First of all, I can hardly believe there are still people, still working to annoy others with the obvious fact that Angel Stadium isn't in the city of L.A. proper. Wow, evidently the first major sports franchise that it's EVER supposed to matter about. Yeesh! Hey, I love L.A. too, just as I did before 1961 and will continue to do so regardless of what anyone may do with the geographic tag on the name of my team.
Breaking news, people: "Los Ángeles" always has and always will translate directly into English as simply, "The Angels." So anyone complaining incessantly about the mailing address but not the name, "The Angels" is being approximately a half-ignorant coward, and really ought to sprout the requisite nads to bang his/her noisy tin pot in a campaign to change the name to something besides The Angels, too – which, coincidence of coincidences, also happens to translate directly into the city's original Spanish as "Los Ángeles" – or just finally shut up, fergadsake-uh-in my humble opinion.

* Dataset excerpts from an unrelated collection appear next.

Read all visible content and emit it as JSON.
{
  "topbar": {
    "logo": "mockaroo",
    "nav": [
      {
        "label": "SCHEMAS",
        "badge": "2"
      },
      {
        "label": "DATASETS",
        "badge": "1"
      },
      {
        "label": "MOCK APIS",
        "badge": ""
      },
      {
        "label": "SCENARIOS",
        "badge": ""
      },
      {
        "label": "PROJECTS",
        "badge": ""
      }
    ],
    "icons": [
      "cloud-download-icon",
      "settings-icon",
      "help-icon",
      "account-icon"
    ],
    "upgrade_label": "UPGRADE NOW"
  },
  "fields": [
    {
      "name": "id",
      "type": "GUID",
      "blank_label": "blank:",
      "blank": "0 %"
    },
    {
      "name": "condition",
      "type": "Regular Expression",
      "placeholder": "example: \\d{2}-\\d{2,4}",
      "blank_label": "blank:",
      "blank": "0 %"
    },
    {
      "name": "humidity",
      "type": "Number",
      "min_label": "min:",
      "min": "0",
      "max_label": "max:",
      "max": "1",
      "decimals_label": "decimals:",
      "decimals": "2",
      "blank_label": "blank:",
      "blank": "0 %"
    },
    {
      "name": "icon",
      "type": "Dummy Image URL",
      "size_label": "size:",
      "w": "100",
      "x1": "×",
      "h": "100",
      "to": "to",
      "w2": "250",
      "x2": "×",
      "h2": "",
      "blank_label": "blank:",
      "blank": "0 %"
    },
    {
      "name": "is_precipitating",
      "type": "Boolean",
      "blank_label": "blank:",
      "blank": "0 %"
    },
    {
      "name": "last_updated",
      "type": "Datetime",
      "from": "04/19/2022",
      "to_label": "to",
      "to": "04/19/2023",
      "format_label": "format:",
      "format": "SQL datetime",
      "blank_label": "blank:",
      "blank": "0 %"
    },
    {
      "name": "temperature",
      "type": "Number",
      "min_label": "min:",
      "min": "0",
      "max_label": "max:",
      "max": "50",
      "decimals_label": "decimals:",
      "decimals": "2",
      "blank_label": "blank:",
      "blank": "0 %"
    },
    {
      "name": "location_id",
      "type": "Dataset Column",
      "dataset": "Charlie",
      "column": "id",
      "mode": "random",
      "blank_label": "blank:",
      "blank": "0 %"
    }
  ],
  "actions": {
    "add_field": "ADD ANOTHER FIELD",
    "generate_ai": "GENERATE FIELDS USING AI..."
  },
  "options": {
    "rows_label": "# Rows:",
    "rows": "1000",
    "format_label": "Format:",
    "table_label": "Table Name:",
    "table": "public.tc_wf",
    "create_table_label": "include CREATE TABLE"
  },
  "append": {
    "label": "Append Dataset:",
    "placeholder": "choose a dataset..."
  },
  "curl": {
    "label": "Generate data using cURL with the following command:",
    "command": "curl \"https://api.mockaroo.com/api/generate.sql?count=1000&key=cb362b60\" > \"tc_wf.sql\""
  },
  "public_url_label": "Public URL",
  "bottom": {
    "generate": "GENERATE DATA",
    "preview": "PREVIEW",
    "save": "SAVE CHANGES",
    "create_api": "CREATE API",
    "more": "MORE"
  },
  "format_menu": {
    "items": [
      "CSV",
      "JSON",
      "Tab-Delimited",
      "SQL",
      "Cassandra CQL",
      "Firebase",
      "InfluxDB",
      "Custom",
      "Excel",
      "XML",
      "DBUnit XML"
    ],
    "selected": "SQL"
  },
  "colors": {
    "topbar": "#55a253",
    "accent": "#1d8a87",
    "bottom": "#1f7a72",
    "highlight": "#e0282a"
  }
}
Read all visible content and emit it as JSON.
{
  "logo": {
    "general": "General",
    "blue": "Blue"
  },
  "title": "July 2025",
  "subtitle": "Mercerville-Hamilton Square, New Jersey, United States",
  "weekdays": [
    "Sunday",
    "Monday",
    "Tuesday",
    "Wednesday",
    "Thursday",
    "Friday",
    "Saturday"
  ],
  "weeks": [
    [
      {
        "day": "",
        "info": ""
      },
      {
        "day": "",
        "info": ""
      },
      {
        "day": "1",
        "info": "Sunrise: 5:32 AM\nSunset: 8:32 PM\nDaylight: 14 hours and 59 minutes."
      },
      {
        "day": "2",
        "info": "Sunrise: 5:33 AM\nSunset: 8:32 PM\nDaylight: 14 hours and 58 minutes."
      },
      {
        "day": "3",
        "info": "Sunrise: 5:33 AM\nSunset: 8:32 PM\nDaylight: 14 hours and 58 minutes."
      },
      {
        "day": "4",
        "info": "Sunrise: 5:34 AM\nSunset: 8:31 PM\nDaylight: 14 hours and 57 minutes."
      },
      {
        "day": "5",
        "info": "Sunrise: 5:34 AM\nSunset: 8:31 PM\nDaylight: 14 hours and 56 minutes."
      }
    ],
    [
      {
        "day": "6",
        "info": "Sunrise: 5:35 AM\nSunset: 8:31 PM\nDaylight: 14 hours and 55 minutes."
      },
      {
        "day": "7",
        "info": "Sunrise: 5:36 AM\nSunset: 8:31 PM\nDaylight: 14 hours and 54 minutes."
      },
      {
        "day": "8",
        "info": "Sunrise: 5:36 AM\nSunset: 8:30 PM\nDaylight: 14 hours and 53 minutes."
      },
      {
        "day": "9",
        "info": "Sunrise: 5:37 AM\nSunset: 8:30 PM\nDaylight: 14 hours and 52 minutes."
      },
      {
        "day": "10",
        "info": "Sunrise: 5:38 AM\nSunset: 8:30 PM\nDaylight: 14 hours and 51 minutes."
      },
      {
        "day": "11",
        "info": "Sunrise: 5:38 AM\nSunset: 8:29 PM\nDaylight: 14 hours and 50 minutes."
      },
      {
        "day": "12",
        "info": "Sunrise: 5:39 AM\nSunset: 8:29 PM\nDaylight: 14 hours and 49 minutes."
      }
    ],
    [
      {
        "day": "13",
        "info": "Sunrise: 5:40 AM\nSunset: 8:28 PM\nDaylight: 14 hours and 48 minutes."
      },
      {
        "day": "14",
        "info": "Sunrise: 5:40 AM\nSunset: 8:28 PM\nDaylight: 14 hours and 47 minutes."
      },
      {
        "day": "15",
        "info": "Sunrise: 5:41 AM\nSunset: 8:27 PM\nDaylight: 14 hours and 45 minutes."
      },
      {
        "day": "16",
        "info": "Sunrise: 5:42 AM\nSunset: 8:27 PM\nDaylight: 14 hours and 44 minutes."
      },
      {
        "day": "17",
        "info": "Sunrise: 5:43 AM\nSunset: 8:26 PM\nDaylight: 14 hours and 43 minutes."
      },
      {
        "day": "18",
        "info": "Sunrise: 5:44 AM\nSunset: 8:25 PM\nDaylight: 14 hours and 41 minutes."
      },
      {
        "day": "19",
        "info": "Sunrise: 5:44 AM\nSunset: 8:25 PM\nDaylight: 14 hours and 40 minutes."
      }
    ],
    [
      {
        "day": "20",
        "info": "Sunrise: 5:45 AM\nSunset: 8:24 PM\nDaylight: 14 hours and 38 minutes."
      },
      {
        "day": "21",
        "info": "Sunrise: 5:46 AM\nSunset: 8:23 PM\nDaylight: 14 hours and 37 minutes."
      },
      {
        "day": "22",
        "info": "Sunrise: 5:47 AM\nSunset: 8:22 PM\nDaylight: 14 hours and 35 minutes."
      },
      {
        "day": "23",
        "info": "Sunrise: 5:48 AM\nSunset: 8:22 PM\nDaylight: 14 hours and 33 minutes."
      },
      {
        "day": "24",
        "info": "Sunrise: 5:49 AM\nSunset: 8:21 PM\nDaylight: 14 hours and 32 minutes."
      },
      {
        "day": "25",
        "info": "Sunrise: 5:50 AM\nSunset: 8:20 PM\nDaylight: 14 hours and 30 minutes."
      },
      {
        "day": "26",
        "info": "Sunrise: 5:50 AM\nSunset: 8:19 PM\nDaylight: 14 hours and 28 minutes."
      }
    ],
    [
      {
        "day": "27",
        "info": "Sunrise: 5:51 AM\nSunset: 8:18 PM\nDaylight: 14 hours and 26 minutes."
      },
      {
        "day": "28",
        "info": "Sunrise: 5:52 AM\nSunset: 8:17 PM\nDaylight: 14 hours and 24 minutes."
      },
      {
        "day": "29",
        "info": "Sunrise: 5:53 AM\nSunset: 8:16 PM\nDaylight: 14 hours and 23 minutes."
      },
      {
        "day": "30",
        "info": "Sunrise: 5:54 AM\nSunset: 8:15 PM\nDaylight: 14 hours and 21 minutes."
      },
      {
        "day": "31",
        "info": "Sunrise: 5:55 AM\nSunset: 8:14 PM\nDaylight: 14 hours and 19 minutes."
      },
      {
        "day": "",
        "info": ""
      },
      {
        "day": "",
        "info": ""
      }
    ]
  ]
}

Anyway, I was at the Friday game and noticed again two things that have remained consistent over many years now, but that on Friday, due to the way the scoring unfolded, I was able to observe both in the same evening.
One is that, not all, of course, but an awful lot of Dodgers fans have no manners, period. The nation knows this by now, but I digress. And some have even worse manners when they're getting their way. (One of these days I expect dictionaries will feature an image of a Dodgers cap next to a definition and the entry for, "Sore Winner.") When the Dodgers were up five-nothing after two on Friday – in other words, finished scoring for the day – some Dodgers fans around us were just plain obnoxious, yelling crudities about the Angels, the Angels' name, about Angels fans and the ballpark. Some guy a few rows behind us kept shrieking something mostly unintelligible involving the phrase, “in your house, baby!!!” Incidentally, he must have received an emergency call or something, because by the middle of the game I think he was gone. At least we never heard another sound from him. ;-)
The other thing I observed was that, unlike when the Dodgers prevail, whether at Dodger Stadium or at “our house,” fans of the losing team were able to enjoy the post game fireworks show and or make their ways to their cars largely unmolested – in fact, completely so, as usual, in my experience. But I won’t presume to speak for the entire park and crowd. In reverse circumstances some Dodgers fans always fail to find within themselves the necessary good sense and ability to successfully shut the huck up. I’ve even seen and heard some in the Dodgers home crowd, when their team was losing in the bottom of the 9th, chanting that the visiting team “zucks” (only they don’t say “zucks”).